Analysts of Coresight Research projected that about 25% of american shopping malls will disappear within the next three to five years. But Coresight CEO Deborah Weinswig warned the number could go “as high as 50% if we can’t stop the bleeding. This will end up changing the face of America”.
Even before the pandemic, world retail was in the midst of radical changes, of which malls are an integral part. In the United States, however, the crisis in this sector is having an impact that is not comparable with the rest of the world. After all, what is at stake here is a distinctive feature of the retail landscape of that country.
The American malls crisis is closely entwined with that of department stores, covering about 30 percent of their space. According to Green Street Advisors, the British industry leader in real estate, more than half of department stores in shopping malls could close by the end of 2021. Some large retailing chains are no longer able to pay the rent and, after the winding up of a retail icon like Sears it was the turn of Neiman Marcus and JC Penney to file for Chapter 11 bankruptcy protection.
Department stores are considered anchor stores at shopping malls, and justify their existence by attracting shoppers and pedestrian traffic.

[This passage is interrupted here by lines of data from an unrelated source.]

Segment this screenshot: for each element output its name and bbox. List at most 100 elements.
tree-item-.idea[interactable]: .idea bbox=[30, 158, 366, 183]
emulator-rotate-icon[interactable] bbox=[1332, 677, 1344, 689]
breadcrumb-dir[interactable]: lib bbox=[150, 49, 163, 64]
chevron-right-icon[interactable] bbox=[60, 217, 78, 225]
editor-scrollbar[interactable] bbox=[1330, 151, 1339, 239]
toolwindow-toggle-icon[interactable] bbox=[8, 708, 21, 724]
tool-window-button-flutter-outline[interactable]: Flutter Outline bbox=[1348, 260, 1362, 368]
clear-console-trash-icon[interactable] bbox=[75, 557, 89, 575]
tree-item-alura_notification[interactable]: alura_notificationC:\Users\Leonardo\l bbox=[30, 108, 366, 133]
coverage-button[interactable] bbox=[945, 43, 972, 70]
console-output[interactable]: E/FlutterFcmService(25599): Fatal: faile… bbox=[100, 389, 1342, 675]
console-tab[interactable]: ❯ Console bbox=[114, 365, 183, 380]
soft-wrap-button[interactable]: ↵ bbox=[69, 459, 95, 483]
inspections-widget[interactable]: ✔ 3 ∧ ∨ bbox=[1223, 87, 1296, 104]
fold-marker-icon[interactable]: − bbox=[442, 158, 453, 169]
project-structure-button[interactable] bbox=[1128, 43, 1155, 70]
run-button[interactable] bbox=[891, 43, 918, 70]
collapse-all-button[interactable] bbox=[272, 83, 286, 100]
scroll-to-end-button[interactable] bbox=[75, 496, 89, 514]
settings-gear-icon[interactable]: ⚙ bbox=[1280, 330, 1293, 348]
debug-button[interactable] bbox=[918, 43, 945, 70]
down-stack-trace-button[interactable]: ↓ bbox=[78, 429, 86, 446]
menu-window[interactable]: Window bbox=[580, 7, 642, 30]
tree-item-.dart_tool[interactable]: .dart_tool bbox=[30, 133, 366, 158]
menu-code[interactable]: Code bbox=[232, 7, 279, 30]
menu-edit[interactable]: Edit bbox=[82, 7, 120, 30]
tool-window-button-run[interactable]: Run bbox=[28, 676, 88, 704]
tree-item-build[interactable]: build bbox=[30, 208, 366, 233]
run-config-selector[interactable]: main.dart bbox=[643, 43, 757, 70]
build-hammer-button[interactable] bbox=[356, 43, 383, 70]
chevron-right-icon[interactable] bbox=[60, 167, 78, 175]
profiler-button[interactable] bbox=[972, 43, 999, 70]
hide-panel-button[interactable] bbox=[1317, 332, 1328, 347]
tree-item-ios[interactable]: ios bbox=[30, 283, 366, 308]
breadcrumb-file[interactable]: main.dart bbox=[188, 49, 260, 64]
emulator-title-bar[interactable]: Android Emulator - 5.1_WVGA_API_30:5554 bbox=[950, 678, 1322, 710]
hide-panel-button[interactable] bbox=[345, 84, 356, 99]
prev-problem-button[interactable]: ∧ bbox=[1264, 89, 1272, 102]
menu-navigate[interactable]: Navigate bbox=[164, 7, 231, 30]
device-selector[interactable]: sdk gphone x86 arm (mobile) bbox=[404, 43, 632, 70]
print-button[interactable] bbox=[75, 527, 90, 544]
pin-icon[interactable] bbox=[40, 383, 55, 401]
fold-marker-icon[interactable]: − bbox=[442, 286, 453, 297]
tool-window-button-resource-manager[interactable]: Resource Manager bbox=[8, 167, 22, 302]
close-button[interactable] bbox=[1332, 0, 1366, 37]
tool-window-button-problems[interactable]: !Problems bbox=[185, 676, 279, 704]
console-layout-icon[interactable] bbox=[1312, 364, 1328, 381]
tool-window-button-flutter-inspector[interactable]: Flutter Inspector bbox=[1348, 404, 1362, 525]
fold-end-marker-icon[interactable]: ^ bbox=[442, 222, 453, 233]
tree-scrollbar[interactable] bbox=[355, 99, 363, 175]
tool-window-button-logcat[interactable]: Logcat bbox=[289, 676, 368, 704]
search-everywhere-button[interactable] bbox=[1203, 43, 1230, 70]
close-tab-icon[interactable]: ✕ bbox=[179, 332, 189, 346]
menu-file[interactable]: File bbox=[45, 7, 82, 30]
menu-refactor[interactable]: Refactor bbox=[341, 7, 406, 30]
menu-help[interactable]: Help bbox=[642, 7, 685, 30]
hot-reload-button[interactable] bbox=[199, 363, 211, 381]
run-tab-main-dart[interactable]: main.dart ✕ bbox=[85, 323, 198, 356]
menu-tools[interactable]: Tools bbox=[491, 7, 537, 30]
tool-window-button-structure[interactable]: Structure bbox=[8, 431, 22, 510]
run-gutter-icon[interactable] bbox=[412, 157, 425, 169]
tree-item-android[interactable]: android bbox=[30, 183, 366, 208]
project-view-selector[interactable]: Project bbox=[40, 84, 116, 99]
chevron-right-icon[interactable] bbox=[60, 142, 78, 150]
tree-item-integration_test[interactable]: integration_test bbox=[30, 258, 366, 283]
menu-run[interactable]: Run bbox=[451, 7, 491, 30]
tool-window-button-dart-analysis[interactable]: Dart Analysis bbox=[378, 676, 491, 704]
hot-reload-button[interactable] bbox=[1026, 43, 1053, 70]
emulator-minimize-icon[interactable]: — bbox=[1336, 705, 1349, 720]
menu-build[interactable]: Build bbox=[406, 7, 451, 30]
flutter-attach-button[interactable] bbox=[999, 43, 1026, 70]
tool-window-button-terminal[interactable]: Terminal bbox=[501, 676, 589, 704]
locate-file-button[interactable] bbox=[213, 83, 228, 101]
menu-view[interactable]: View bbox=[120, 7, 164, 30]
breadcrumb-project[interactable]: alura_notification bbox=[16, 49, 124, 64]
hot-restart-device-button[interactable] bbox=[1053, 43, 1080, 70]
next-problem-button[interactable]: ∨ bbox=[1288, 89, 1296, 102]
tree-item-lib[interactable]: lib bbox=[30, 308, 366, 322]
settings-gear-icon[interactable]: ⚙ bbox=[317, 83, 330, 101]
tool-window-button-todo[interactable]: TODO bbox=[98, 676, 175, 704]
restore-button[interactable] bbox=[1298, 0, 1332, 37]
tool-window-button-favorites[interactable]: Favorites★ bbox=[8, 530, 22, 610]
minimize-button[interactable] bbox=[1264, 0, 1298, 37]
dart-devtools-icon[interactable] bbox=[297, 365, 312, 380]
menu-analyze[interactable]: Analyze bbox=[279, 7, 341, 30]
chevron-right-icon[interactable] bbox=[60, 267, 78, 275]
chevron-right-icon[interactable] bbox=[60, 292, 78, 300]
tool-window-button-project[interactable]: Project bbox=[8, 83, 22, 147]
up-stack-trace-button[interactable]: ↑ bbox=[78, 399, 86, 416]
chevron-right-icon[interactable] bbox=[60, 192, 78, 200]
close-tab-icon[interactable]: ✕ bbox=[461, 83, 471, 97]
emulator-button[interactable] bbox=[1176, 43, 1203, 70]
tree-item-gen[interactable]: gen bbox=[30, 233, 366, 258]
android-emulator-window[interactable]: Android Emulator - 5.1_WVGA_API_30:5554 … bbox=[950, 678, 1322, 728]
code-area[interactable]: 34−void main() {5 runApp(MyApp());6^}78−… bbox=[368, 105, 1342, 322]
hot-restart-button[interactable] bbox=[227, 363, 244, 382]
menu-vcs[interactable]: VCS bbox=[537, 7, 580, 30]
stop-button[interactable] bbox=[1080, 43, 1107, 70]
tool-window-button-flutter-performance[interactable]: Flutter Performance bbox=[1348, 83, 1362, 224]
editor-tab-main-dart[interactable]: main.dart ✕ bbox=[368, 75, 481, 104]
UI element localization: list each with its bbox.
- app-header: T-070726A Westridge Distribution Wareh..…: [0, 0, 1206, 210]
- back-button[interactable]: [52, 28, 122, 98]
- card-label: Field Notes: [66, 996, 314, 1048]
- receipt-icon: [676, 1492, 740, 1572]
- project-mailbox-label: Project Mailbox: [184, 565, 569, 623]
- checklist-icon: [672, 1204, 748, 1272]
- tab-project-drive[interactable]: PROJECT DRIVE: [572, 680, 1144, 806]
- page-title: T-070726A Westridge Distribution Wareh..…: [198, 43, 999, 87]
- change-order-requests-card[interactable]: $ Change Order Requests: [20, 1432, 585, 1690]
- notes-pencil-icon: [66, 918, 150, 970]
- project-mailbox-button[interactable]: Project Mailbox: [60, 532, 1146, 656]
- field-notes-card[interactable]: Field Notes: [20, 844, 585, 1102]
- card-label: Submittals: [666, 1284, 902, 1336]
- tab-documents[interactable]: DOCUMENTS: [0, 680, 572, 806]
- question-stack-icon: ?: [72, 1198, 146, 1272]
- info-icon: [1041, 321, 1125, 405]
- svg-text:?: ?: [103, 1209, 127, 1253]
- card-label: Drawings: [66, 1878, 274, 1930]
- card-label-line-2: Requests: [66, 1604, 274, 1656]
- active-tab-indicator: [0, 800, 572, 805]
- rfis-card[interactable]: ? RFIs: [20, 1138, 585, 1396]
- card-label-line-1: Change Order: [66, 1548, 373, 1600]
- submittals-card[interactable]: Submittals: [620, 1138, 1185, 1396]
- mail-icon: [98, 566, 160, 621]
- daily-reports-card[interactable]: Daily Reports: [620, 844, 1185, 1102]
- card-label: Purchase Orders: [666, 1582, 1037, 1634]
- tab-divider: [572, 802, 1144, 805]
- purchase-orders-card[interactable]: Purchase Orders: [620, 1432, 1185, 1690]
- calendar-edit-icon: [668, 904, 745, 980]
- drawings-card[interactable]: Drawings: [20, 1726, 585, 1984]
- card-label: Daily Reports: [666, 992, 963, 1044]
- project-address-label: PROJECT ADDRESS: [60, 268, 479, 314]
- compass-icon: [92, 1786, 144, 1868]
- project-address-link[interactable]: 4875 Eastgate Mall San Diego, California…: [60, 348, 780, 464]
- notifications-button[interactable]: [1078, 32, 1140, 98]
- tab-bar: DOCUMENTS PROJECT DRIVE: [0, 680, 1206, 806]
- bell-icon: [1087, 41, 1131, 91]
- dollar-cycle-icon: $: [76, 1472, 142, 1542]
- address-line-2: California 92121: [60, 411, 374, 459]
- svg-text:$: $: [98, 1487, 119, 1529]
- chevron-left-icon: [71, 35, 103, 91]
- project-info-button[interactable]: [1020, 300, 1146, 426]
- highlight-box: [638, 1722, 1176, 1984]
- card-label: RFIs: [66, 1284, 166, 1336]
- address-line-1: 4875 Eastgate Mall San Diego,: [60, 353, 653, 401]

The other mall tenants have leases with a so-called co-tenancy provision allowing to pay a reduced rent or even terminate the lease if two or more anchor shops leave a location. Overall, the announced closures cover more than 83 million square meters of retail space.
Other world-renowned brands are abandoning at an increasingly fast pace what were once the cathedrals of commerce. In the fashion sector in particular, clothing stores occupy today half of the malls space.
CONVERSION AND REPOPULATION
There is therefore a strong case for redevelopment and reuse options. At the centre of the discussion, passionately shared also on social media, is the future of the peripheral areas, with many communities in favour of the conversion into local markets or office spaces or, even, affordable housing.
Much attention will in any case have to be paid to small shops. If, as expected, rental prices in large areas will drop, it would make sense for traditional establishments to take ‘shelter’ in shopping malls, relying on the desirable greater level of pedestrian flow than in their original locations.
It is too early to estimate with good approximation what will be the definitive effects of the lockdown on consumer behaviour throughout the world. Social distancing is not going to be a short-lived phenomenon and could affect the behaviour of hundreds of millions of people. Many customers, who were already shopping online or turned to it because of Covid-19, could increasingly choose to stay away from enclosed places.
In Asia, from Bangkok to Singapore, entire malls hit by the aftermath of the pandemic are veering towards e-commerce.In Singapore, May retail sales plummeted by 52.1% compared to 2019, the highest negative spike since this market began breaking records in 1986, and last quarter data shows that its economy has fallen into recession.
Marina Square, one of the world’s most important shopping complexes, nestled among luxury hotels and tourist attractions in the centre of the island, is creating its virtual replica thanks to the support of Lazada. The company, controlled by the Alibaba Group since 2016, is the largest e-commerce operator in the Southeast Asia region which includes — in addition to Singapore — Indonesia, Malaysia, Philippines, Thailand and Vietnam.
It is too early to design paths and dimensions of the phenomenon which will undoubtedly end up coexisting with traditional malls and certainly not for replacing their global presence. But this process had precisely and effectively started from the east, where the international balance of retail is shifting and the boundaries of competence will certainly have to be defined.
According to the National Council of Shopping Centers, at the end of 2019 there were 1220 centers in Italy, including malls, retail parks and factory outlets, accounting for a turnover of €139 billion, produced with 587,000 employees, with an impact on the GDP of 4%.
In our country, where most of the shops reopened on 18 May, the customer frequency data in the first days following the lockdown turned out to be more positive than expected, recording, however, a decrease of 25% compared to the same period of last year. Over the past twenty years, this sector has enjoyed unlimited expansion with over 13 million square meters. Already last year, however, ShopperTrak Italia had highlighted a significant decrease of 6.2 percentage points from the previous year.
Few malls have shown a noteworthy trend. According to Confimprese, Oriocenter boasts an increase in turnover of 13%, a somewhat comforting figure given that the center is located in one of the Italian areas most affected by the pandemic.
A sharp fall of rental demand in large commercial areas is very likely. The task force led by Vittorio Colao for the restart of phase 2, has drawn up a list of 97 items with the indication of the risk level, including in Class 4, i.e. with a high risk rate, precisely the shopping malls.
KEEPING AN EYE ON THE RULES
In addition to dealing with the effects of the pandemic and designing the subsequent business models, there is the need to respect urban constraints and territorial planning regulations. With the rising car traffic and related increased impact on the landscape, especially in urbanised areas, the European Court of Justice confirmed in 2018 the validity of tax incentives for large commercial areas. Obviously, the rules for the protection of the environment must be seen as part of the assessment of the strategic importance of sustainability in any recovery and development model.